Раппапорт вразвалку, какой-то бандитской походкой, зашагал прочь, пробираясь сквозь толпу хулиганов, мелких мошенников и сутяг с ущербными лицами. Может, он не так уж и туп, в конце концов, с тревогой подумал Лоример, негодуя на Раппапортову самонадеянность, на его добродушную беспечность, и вдруг осознал, что в данный момент его ненависть распространяется на всех, без исключения, людей, населяющих планету. Но я-то невиновен, хотелось ему прокричать в лицо всем этим мошенникам, я-то не такой, как вы. Это Хогг снова меня впутал в грязное дело.

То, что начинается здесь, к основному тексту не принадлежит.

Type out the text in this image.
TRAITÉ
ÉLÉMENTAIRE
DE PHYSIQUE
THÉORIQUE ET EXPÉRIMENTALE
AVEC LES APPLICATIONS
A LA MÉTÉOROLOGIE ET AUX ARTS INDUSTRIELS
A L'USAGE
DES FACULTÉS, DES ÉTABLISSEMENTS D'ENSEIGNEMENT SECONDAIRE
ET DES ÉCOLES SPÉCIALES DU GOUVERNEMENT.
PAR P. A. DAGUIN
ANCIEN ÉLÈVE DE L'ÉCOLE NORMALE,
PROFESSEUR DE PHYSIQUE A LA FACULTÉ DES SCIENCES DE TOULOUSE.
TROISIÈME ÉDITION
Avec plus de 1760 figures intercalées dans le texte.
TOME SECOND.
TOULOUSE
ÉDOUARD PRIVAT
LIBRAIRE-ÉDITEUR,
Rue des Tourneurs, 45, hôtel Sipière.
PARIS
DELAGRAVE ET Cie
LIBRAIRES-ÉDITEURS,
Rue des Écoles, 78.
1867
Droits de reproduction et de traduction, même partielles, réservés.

100. Философия страхования Джорджа Хогга. Хогг часто толковал об этой теории, она явно была ему по душе. «Для дикаря в джунглях, — говорил он, — для нашего предка-дикаря вся жизнь была сплошной лотереей. Любые его действия были обречены на риск. Но времена изменились, появилась цивилизация, возникло общество. И вот, с возникновением общества и с развитием цивилизации, этот элемент случайности, риска постепенно искореняется из человеческой жизни. — Тут он умолкал, оглядывался по сторонам, а потом спрашивал: — Есть здесь кто-нибудь, кто настолько глуп, что верит этому?.. Нет, друзья мои, жизнь устроена не так, жизнь не скользит ровно и гладко по тем колеям, что мы для нее проложили. В глубине-то души все мы прекрасно знаем, что наши предки-дикари были правы. Сколько бы нам ни казалось, что всё под контролем, что все случайности предусмотрены, все рискованные возможности учтены, — жизнь все равно подкидывает нам нечто такое, что — как сказано в мудрой книге — „обманывает все ожидания“. Именно это и олицетворяем мы, оценщики убытков. Это наша профессия, наше metier[25], наше призвание: мы существуем лишь ради этой цели — „обманывать все ожидания“».
Книга преображения
Лоример, по-прежнему пребывая в мрачном и тревожном настроении, ехал в Чок-Фарм, в сторону дома Флавии. Он чувствовал, что ему просто необходимо увидеть ее снова, пусть даже тайком: вся эта история с Дьюпри живо напомнила ему тот первый день, то первое волшебное, похожее на сон, чудное виденье. Наверно, ему нужно было увидеть сейчас Флавию во плоти, для того чтобы убедиться в здравости своего рассудка, уверить себя в том, что не все еще перекосилось и вывихнулось в его жизни, которая день ото дня становилась все безумнее.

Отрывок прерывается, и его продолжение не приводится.